QUINST events: seminars, workshops and conferences

Seminar Seminar

Roland Winkler (Northern Illinois University and Argonne National Laboratory, USA/ IKERBASQUE FELLOW)

When and where

From: 12/2012 To: 12/2016

Description

2011/10/13, Roland Winkler (Northern Illinois University and Argonne National Laboratory, USA/ IKERBASQUE FELLOW)
Place:   Salón de Grados ZTF-FCT
Time:   11h.
Title:    Spinning Electrons
Abstract
Spin-orbit coupling makes the electron's spin degree of freedom respond to its orbital environment. Thus it gives us a "control knob" with which we can steer the purely quantum-mechanical spin degree of freedom. Recently, the electron's spin and spin-orbit coupling have attracted much attention due to the possibility to complement conventional charge-based electronics by novel approaches that use also the electron's spin ("spintronics").
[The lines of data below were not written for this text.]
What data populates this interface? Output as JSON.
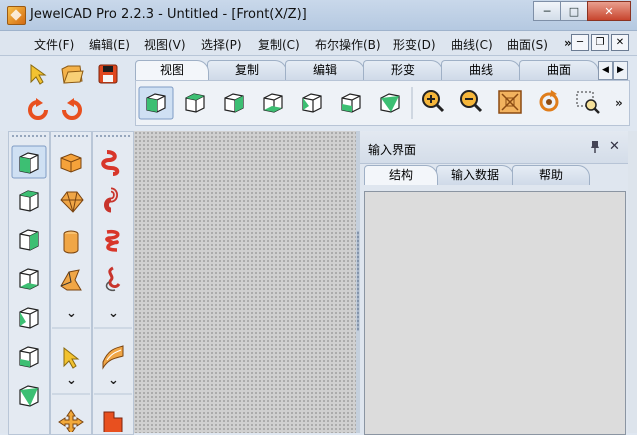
{
  "window": {
    "title": "JewelCAD Pro 2.2.3 - Untitled - [Front(X/Z)]",
    "minimize": "─",
    "maximize": "□",
    "close": "✕"
  },
  "menu": {
    "items": [
      "文件(F)",
      "编辑(E)",
      "视图(V)",
      "选择(P)",
      "复制(C)",
      "布尔操作(B)",
      "形变(D)",
      "曲线(C)",
      "曲面(S)"
    ],
    "overflow": "»",
    "mdi_minimize": "─",
    "mdi_restore": "❐",
    "mdi_close": "✕"
  },
  "ribbon_tabs": [
    "视图",
    "复制",
    "编辑",
    "形变",
    "曲线",
    "曲面"
  ],
  "ribbon_nav": {
    "left": "◀",
    "right": "▶"
  },
  "ribbon_overflow": "»",
  "input_panel": {
    "title": "输入界面",
    "pin": "📌",
    "close": "✕",
    "tabs": [
      "结构",
      "输入数据",
      "帮助"
    ]
  },
  "colors": {
    "accent_green": "#3dbf73",
    "orange": "#e8841c",
    "red": "#d8362a"
  },
  "collapse_arrow": "⌄"
}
In my talk I will provide a general introduction into the world of spinning electrons, followed by the discussion of a few examples for the rich and fascinating physics that emerges from the interplay between the spin and orbital dynamics of electrons in solids. Similar to an external magnetic field, spin-orbit coupling can give rise to spin precession. I will show how the precessional spin dynamics plays a central role for several rather different phenomena. For example, it can be used to generate a spin density (spin polarization) and a spin current (a flow of spin angular momentum even in the absence of a charge current). Furthermore, it can be used to manipulate spins. Yet it also gives rise to spin elaxation, i.e., the often unwanted yet unavoidable process that makes a nonequilibrium spin polarization disappear again.